There isn’t time to go into detail on these developer focused innovations, but some of the loudest cheers came for these demos. The Swift programming language introduced in 2014 took a huge step forward here with SwiftUI, radically reducing the amount of code required to get apps running. Apple as a company is, in some sense, betting native apps against Google’s web-based approach. At WWDC 19, Swift promised a major step forward in making it easier for developers. In tandem with this, AR frameworks showed impressive real-time body tracking and 3D animation. Mindcraft in AR made for a particularly impressive on-stage demo. Will Autumn 2019 see the reveal of Apple AR glasses? It still seems early, but Apple are taking major strides forward in the development tool chain to support their arrival sooner or later.

tvOS

Apple began its platform upgrades with this after a mildly intriguing preview of its ‘For All Mankind’ show by show runner Ronald D. Moore (Battlestar Galactica, Star Trek). There’s a neat feature to switch easily between family member profiles, there’s plenty of TV manufacturers coming onboard to include it and, surprisingly, support for Xbox One and Dual Shock 4 controllers for gaming, neatly illustrated by the Zelda-like Oceanhorn 2. This controller functionality also extends to other iOS devices.

WatchOS 6

Although somewhat overshadowed by other developments, this is a very significant release which adds an App Store for Watch OS, plus the ability to run independent apps without a companion iPhone app (including ability for in-app purchases). There’s also a new UI framework which should make developing apps easier, plus new Apple apps including audio books, voice memos and a calculator app. Health and fitness is strengthened with a new trends app which reports on your progress and coaching to get back to closing your activity circles. There’s support for hearing health, including warnings of a loud environment. There’s also some new watch faces, including a cool solar face with a rotating inner ring.
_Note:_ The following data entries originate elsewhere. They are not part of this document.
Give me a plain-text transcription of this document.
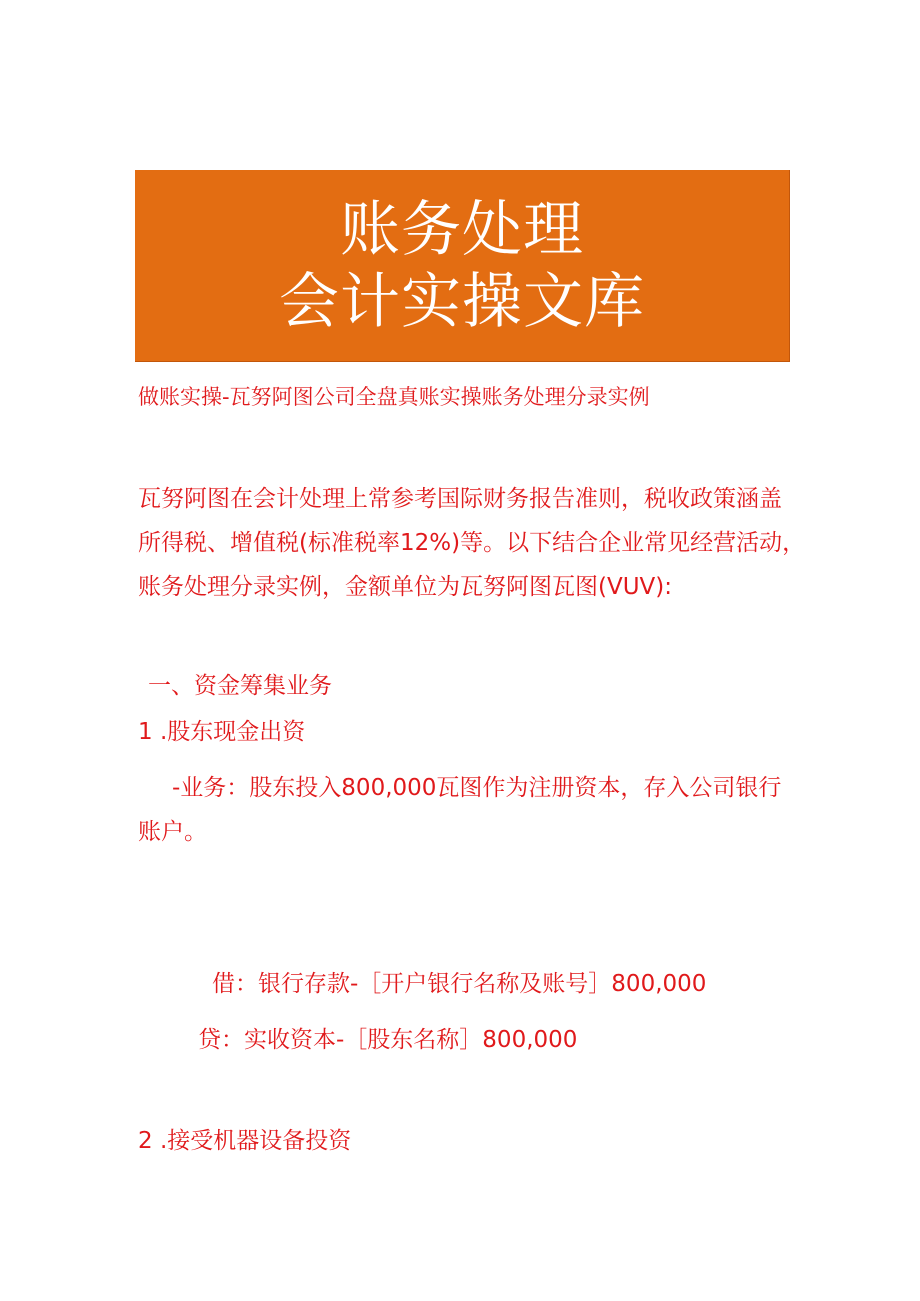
账务处理
会计实操文库
做账实操-瓦努阿图公司全盘真账实操账务处理分录实例

瓦努阿图在会计处理上常参考国际财务报告准则，税收政策涵盖

所得税、增值税(标准税率12%)等。以下结合企业常见经营活动，

账务处理分录实例，金额单位为瓦努阿图瓦图(VUV):

一、资金筹集业务
1 .股东现金出资

-业务：股东投入800,000瓦图作为注册资本，存入公司银行

账户。

借：银行存款-［开户银行名称及账号］800,000
贷：实收资本-［股东名称］800,000
2 .接受机器设备投资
A headline feature for Watch is period tracking, which Apple regarded significant enough to be extended to iPhone.

Conclusion

This was a blockbuster developers conference for Apple which completely redefined the company for high-end creatives via cutting edge new hardware, while also delivering on almost everything that the iPad has been looking for to finally make it deliver on its computer replacement hype. At over two and half hours, the keynote still felt packed with content. As the iPhone’s remarkable growth seems to have plateaued, this was a powerful commitment to Apple’s ability to deliver big changes across all its platforms. Creative professionals burnt by the FCP7/FCPX transition and previous Mac Pro design have been given some powerful reasons to re-evaluate Apple.